Aeropuertos, oficinas públicas (así no sean ejecutivas), instituciones educativas y demás están llenas de símbolos políticos, que glorifican la imagen de Hugo Rafael Chávez Frías. La figura de Chávez incluso trascendió más allá de Venezuela, gracias a sus mecanismos propagandísticos y la labor de sus aliados ideológicos para extender su imagen por todo el mundo. Dichos aliados luego copiaron todas las tácticas de Chávez y construyeron su propio personalismo político, a su imagen y semejanza, como Rafael Correa en Ecuador. El personalismo remarca la línea entre el yo y la otredad, pero lo hace de una manera radical. No existe confrontación de ideas porque el grupo personalista ostenta el poder y lo que su caudillo dice, se hace y se celebra. Y cuando se equivoca, se perdona. Y cuando nomina a su sucesor, se vota a ciegas por él.

El personalismo político no es inherente a una única ideología. Trump es el presidente más personalista de la historia de Estados Unidos y se deshizo de la elegancia institucional que caracterizaba a la política estadounidense. Brasil cambió el personalismo de Lula y Dilma por el de Bolsonaro. Y seguiremos viendo líderes personalistas, de cualquier ideología, porque cada vez es más rentable vender ese falso sentido de horizontalidad de los políticos hacia sus fanáticos (porque ya no son adeptos a una causa, sino fanáticos) con decisiones como gobernar desde Twitter, compartir memes y atacar con falacias ad-hominem a sus detractores. Los líderes políticos son cada vez más infantiles, con aires de grandeza y con una creciente necesidad de sentirse como una deidad. Dejaron de ser servidores públicos y se convirtieron en celebridades. Que no nos sorprenda ver próximamente un reality show sobre la vida de un presidente en los próximos años.

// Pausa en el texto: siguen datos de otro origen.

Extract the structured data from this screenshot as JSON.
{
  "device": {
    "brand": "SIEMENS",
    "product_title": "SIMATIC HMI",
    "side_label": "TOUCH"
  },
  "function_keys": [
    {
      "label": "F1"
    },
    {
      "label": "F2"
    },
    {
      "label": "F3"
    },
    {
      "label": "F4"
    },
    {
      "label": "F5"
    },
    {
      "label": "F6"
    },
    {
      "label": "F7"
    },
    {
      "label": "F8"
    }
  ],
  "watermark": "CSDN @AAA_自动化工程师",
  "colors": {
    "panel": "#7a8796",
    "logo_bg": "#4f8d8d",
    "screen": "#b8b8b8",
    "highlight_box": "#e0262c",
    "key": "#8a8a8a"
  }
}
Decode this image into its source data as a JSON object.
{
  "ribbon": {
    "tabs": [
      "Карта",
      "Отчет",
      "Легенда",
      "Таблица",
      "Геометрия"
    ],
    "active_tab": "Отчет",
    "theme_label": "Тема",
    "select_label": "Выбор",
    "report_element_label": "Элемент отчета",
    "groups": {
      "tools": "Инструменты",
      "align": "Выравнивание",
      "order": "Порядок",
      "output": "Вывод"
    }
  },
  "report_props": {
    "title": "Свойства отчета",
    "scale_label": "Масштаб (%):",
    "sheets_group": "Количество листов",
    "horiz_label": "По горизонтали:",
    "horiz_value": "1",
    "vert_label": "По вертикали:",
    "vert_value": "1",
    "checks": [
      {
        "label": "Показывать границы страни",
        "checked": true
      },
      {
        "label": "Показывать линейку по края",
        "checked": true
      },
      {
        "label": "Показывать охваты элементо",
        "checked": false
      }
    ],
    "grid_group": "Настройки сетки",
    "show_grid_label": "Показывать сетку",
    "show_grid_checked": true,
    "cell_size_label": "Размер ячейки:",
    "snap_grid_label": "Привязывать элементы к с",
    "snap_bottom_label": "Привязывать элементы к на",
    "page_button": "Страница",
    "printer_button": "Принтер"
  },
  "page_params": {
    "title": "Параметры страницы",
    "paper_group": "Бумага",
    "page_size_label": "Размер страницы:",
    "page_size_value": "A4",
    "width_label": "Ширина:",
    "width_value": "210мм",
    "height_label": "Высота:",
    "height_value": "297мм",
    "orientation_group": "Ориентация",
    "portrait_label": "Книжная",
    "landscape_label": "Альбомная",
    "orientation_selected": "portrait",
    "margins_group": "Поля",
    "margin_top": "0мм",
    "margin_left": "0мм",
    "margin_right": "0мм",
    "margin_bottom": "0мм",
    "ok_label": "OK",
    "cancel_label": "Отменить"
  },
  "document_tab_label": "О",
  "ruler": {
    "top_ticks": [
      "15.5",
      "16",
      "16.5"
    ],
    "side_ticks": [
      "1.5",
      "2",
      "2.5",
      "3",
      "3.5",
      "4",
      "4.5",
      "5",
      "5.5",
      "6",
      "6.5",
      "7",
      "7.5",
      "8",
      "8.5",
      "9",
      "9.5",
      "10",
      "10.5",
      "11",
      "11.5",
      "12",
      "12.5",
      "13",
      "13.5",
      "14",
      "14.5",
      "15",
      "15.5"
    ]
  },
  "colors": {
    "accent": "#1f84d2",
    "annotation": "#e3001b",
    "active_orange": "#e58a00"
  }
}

Es necesario apartarse de esa idea reduccionista de que una única persona lidera un movimiento político masivo y que todos los miembros de dicho movimiento están por debajo de él. Es muy diferente que un partido político tenga un líder, a que tenga un caudillo. Además, este caudillo se nutre del populismo y establece un vínculo emocional y no racional con sus votantes, por lo que su figura no para de crecer, mientras ignora los problemas que afectan a sus comunidades. Esto hace también, que muchas personas que están (o no) capacitadas para ejercer cargos públicos, se alejen de la política al sentir que se ha desvirtuado lo que solía representar. Cuando los políticos decidan hacer su trabajo y a cumplir con sus obligaciones con el mismo entusiasmo con el que se construyen su propia imagen, se convertirán en funcionarios útiles y se terminará con ese exagerado culto a la personalidad.

Mientras eso ocurre, nos espera una nueva década que requiere que seamos exhaustivamente críticos con respecto a todo lo que ocurre, para poder demandar, proponer y abogar por la protección de la democracia y la reforma de la política personalista que cada vez gana más espacios en nuestra región e intoxica los modelos de gobierno.